Mengendarai Bukan Sekedar Membawa Kendaraan

Bila menengok ke jalan raya di Jakarta, banyaklah pengendara kendaraan bermotor yang melajukan kendaraannya dengan sembrono. Hampir semua yang melajukan kendaraannya, baik kendaraan pribadi maupun umum atau beroda empat maupun beroda dua, saling berpacu layaknya sedang ada di sirkuit balap. Sebenarnya, semua yang berkendara itu mengerti cara mengendarai kendaraan atau cuma sekedar "bisa membawa" kendaraannya.

Harusnya, setiap pengendara kendaraan bermotor tersebut memahami perbedaan antara sekedar "membawa" kendaraannya dengan "mengendarai" kendaraannya. Kedua hal itu sangatlah berbeda dan tidak bisa disamakan.Siapapun yang sudah mengerti mekanisme kendaraan bermotor dan dapat menjalankannya maka ia dapat dikatakan mampu "membawa" kendaraan. Dikatakan demikian karena, bila sekedar menjalankan kendaraan dan tidak menjalankannya dengan tata pikiran, maka akan lebih mengedepankan ego pribadi di jalan raya dan terkadang dapat membuat suatu kecelakaan bermotor.

Sekedar bisa "membawa" membuat seseorang tidak dapat berpikir mengenai keselamatan diri sendiri dan orang lain sesama pengguna fasilitas jalan raya. Tidak bisa teratur, terutama jika lampu lalu lintas tidak ada ataupun sedang rusak. Kendaraan akan lebih mengedepankan egonya dan memacu kendaraan agar diri mereka sendiri dapat sampai ke tujuan. Keadaan seperti itu biasanya sering dilakukan oleh pengendara sepeda motor.

Pengendara sepeda motor banyak yang hanya sekedar bisa "membawa" kendaraannya. Karena bentuk kendaraannya yang ringkas, banyak yang menyepelekan aturan-aturan yang diwajibkan bagi pengendara kendaraan sepeda motor. Hal yang sering terjadi dan dapat membahayakan ialah melawan arus laju kendaraan. Biasanya hal itu dilakukan oleh pengendara motor untuk mempersingkat waktu perjalanannya. Namun, hal itu pada dasarnya dapat merenggut nyawa pengendaranya.

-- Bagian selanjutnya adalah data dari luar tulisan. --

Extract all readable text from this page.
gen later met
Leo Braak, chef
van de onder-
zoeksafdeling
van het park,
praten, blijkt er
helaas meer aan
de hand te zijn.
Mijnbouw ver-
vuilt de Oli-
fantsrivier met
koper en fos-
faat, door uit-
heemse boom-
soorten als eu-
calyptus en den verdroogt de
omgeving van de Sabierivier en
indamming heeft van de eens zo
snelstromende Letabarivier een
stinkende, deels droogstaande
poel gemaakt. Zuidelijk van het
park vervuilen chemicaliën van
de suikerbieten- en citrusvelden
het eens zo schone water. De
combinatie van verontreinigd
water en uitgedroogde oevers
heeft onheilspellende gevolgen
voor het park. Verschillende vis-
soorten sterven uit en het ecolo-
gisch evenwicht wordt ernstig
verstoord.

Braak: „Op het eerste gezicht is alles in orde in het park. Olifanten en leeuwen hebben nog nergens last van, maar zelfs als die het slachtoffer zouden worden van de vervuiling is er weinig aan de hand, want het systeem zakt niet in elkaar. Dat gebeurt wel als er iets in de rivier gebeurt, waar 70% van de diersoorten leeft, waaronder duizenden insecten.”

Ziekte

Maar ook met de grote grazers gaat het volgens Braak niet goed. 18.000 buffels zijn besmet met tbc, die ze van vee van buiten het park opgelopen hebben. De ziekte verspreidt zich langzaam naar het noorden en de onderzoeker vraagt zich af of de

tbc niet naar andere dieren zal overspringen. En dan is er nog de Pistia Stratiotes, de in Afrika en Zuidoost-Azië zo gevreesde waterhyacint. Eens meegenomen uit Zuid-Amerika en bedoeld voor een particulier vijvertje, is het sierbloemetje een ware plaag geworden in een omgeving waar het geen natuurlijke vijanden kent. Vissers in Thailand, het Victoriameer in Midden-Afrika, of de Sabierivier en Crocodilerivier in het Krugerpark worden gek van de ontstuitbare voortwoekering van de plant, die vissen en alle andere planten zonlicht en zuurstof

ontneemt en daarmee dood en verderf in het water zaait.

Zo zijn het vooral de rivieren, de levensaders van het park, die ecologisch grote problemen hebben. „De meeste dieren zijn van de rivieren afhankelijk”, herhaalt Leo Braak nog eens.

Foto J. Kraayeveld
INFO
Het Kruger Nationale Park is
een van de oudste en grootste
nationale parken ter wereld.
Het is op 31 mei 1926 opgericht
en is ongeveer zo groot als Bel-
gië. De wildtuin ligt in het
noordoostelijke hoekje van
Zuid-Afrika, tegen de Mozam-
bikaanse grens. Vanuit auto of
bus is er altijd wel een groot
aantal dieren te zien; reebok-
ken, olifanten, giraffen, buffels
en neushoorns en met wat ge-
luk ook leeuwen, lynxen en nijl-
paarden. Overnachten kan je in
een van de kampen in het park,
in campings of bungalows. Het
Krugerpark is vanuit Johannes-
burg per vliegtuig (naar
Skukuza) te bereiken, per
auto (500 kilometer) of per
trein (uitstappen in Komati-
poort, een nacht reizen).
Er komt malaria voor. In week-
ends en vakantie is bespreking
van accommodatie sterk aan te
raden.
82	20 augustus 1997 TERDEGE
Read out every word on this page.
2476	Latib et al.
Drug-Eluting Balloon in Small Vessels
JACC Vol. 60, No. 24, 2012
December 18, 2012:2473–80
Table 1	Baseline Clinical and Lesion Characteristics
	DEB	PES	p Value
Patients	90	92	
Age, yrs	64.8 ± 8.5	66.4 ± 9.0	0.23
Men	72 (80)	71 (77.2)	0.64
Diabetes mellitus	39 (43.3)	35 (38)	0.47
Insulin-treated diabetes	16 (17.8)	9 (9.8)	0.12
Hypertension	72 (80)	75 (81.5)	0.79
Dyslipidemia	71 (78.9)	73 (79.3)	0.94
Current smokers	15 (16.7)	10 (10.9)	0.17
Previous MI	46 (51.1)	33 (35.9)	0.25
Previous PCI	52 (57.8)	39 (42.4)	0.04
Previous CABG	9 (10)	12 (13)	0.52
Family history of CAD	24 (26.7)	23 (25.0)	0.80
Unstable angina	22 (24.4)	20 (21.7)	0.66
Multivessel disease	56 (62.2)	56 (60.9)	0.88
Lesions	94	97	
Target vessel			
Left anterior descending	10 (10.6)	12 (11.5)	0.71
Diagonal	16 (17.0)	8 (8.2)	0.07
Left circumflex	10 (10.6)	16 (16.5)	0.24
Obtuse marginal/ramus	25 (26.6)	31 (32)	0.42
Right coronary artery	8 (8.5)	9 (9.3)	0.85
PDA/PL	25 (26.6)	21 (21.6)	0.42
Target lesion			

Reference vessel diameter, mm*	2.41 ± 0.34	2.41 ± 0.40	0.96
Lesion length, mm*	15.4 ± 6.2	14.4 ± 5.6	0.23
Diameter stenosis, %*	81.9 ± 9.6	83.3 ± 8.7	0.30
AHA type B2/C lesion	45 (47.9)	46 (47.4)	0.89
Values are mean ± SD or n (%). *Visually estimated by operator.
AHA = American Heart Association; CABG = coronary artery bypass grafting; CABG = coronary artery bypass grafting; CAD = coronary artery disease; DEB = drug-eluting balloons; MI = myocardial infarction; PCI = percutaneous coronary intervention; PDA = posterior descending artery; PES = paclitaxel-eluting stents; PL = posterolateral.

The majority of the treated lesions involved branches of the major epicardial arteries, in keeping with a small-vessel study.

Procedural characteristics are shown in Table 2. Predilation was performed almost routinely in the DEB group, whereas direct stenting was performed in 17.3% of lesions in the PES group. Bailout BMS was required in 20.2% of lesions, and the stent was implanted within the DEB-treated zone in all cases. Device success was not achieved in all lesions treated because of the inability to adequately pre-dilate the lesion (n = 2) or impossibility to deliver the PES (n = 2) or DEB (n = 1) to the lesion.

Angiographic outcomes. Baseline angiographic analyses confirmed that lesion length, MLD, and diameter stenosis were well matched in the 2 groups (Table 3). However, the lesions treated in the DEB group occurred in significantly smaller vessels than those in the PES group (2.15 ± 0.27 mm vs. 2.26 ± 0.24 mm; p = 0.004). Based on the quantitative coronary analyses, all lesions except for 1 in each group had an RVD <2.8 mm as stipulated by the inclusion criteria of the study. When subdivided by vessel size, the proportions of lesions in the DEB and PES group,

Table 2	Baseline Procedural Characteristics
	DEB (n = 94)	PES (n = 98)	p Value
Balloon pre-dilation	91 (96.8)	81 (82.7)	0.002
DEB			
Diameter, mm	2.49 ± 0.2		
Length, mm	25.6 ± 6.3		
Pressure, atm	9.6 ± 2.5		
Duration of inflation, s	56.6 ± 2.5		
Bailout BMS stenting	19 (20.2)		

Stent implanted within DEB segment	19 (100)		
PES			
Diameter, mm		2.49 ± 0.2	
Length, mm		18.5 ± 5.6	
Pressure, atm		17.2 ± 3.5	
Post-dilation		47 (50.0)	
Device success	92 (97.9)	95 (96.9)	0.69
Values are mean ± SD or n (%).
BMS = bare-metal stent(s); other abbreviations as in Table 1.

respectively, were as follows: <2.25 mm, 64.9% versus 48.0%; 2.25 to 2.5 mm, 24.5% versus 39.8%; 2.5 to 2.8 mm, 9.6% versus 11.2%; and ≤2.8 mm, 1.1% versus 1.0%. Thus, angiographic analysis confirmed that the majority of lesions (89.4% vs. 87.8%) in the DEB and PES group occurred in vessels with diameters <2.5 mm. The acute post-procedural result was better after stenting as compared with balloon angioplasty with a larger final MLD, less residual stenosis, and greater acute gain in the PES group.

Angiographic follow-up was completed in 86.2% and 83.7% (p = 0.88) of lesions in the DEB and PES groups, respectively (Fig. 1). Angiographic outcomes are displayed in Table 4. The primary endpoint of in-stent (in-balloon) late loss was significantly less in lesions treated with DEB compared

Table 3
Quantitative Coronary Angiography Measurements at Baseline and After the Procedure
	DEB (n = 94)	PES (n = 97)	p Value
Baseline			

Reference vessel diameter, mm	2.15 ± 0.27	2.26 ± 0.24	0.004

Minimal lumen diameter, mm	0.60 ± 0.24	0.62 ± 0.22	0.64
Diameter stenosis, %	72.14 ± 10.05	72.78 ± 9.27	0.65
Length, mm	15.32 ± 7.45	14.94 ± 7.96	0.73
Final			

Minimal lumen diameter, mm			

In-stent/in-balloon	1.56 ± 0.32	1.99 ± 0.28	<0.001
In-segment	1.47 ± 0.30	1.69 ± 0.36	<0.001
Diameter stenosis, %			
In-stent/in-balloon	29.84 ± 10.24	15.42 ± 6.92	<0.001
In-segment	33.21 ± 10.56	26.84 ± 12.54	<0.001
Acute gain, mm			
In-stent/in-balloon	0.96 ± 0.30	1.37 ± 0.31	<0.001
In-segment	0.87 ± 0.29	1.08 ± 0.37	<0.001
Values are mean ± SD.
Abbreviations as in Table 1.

Jenis pelanggaran lainnya yang sudah universal di Indonesia ialah dapat terlihat dari pengendara angkutan umum. Para supir kendaraan umum biasanya sering saling serobot dan tidak mengindahkan pengendara lainnya. Terkedang mereka berhenti mendadak, tanpa lamu sen, ataupun melajukan kendaraannya dengan kencang. Hal itu, menurut saya, sangat mengganggu sehingga saya mengandaikan bila ada sebuah revolusi sistem perhubungan di Indonesia. Sebenarnya, kesalahan itu pun tidak hanya salah supir, namun juga penumpangnya, pasalnya para penumpang juga dengan senang hati menghentikan kendaraan angkutan umum di sembarang tempat. Namun, hampir mayoritas tingkah laku seperti itu ada di seluruh Indonesia dan sangat membahayakan.

Kebiasaan-kebiasaan itu sudah mendekati tradisi berkendara di Indonesia. Pasalnya, hampir di setiap daerah memiliki beberapa kebiasaan yang disebutkan di atas. Pengendara hanya sekedar bisa "membawa" kendaraan dan tidak menghiraukan nyawanya ataupun nyawa orang lain pengguna jalan raya. Seharusnya, para pengendara kendaraan bermotor mengerti bagaimana "mengendarai" kendaraannya, yakni mampu menjalankan kendaraannya dengan memahami betul resiko dan kosekuensinya serta memahami betul etika dalam berkendara.

Ketika sedang mengendarai kendaraan, harus dipahami resikonya, yakni pertama ditabrak atau menabrak. Di jalan raya, seorang pengendara harus siap mental untuk ditabrak atau menabrak. Maksudnya ialah pengendara harus mampu mewaspadai diri dalam berkendara. Harus dapat mendahulukan akal ketimbang ego. Dengan bersikap demikian, maka seorang pengendara setidaknya akan sedikit membantu polisi lalu lintas. Karena, bila kita bisa membaca keadaan jalan raya dan bersikap tepat di jalan raya maka ketika berkendara kita akan mengurangi jumlah pelanggaran dan kecelakaan.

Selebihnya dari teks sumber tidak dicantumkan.